William Fodor, a retired railroad worker from Tottenville, waited for the S89. He said he was curious to “see what the hell it’s like.”
The bus arrived at 3:59 p.m. and left a minute later. Winding through mostly residential Richmond Avenue, the bus picked up a woman, its second passenger, near the Staten Island Railway station. The bus again turned into a residential area.
Turning left on Arthur Kill Road, the bus pulled into the Transit Center, a major bus stop.
Jack Wheeler, the driver, slowed down. “Nobody?” he said to no one in particular. He pulled out and onto Richmond Avenue.
Wheeler, a 21-year veteran of the Yukon Depot, which operates the S89, said the bus was a good route because of little traffic. He said it was good for people working in St.
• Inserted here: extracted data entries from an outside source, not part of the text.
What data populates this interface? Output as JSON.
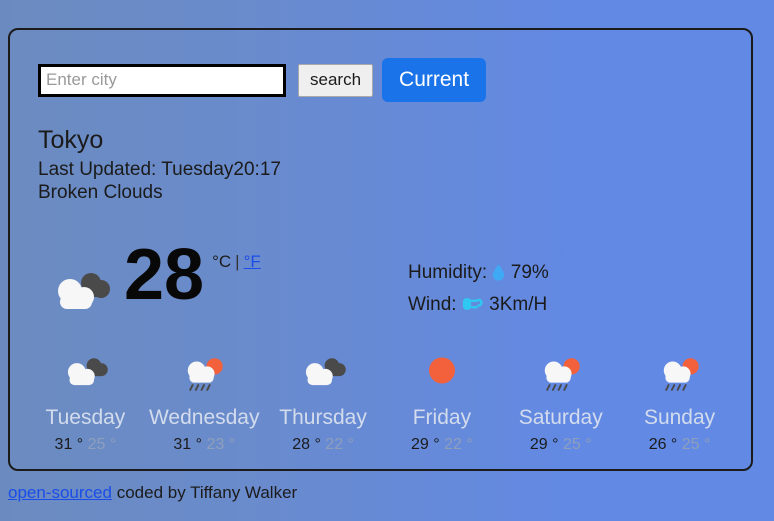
{
  "search": {
    "placeholder": "Enter city",
    "value": "",
    "search_label": "search",
    "current_label": "Current"
  },
  "current": {
    "city": "Tokyo",
    "last_updated": "Last Updated: Tuesday20:17",
    "condition": "Broken Clouds",
    "temperature": "28",
    "unit_celsius": "°C",
    "unit_separator": "|",
    "unit_fahrenheit": "°F",
    "icon": "broken-clouds-icon",
    "humidity_label": "Humidity:",
    "humidity_value": "79%",
    "humidity_icon": "water-drop-icon",
    "wind_label": "Wind:",
    "wind_value": "3Km/H",
    "wind_icon": "wind-dash-icon"
  },
  "forecast": [
    {
      "day": "Tuesday",
      "icon": "broken-clouds-icon",
      "high": "31 °",
      "low": "25 °"
    },
    {
      "day": "Wednesday",
      "icon": "sun-rain-icon",
      "high": "31 °",
      "low": "23 °"
    },
    {
      "day": "Thursday",
      "icon": "broken-clouds-icon",
      "high": "28 °",
      "low": "22 °"
    },
    {
      "day": "Friday",
      "icon": "sun-icon",
      "high": "29 °",
      "low": "22 °"
    },
    {
      "day": "Saturday",
      "icon": "sun-rain-icon",
      "high": "29 °",
      "low": "25 °"
    },
    {
      "day": "Sunday",
      "icon": "sun-rain-icon",
      "high": "26 °",
      "low": "25 °"
    }
  ],
  "footer": {
    "link_text": "open-sourced",
    "credit": "coded by Tiffany Walker"
  },
  "colors": {
    "accent": "#1a73e8",
    "link": "#1a4de8",
    "background_left": "#6b8bc0",
    "background_right": "#6289e4",
    "sun": "#f2603c",
    "drop": "#3fa9f5",
    "cloud_white": "#f7f7f7",
    "cloud_dark": "#4a4a4a"
  }
}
George, which is in northern Staten Island, or at the mall because before people went roundabout.
After several more stops, Wheeler announced Walker Street was the last Staten Island stop. Wheeler got onto Route 440 and went over the gray, steel-arched Bayonne Bridge.
Coming off the bridge, 440 turned from a highway to a street in an industrial area. Soon after passing Ninth Street, the bus reached 34th Street. Wheeler pulled into the light rail station parking lot, the last and only New Jersey stop, at 4:48 p.m. The trip took about 50 minutes.
A light rail train, looking like a white bullet, passed by. Huggins said the train goes right by her house, and got off the bus.
An S89 in front of Wheeler pulled out at 4:50 p.m. with about 20 people on board, so his was the last bus out of Bayonne.
Wheeler bid on the route because it was new. He wanted a challenge. He said other drivers did not bid because they did not know what to expect.
During the ride back, passengers got off little by little. The major stop was the Transit Center. Continuing south, all but one got off at the Staten Island Railway station.
The S89 swooped into the terminal at 5:55 p.m., before the sun finished setting.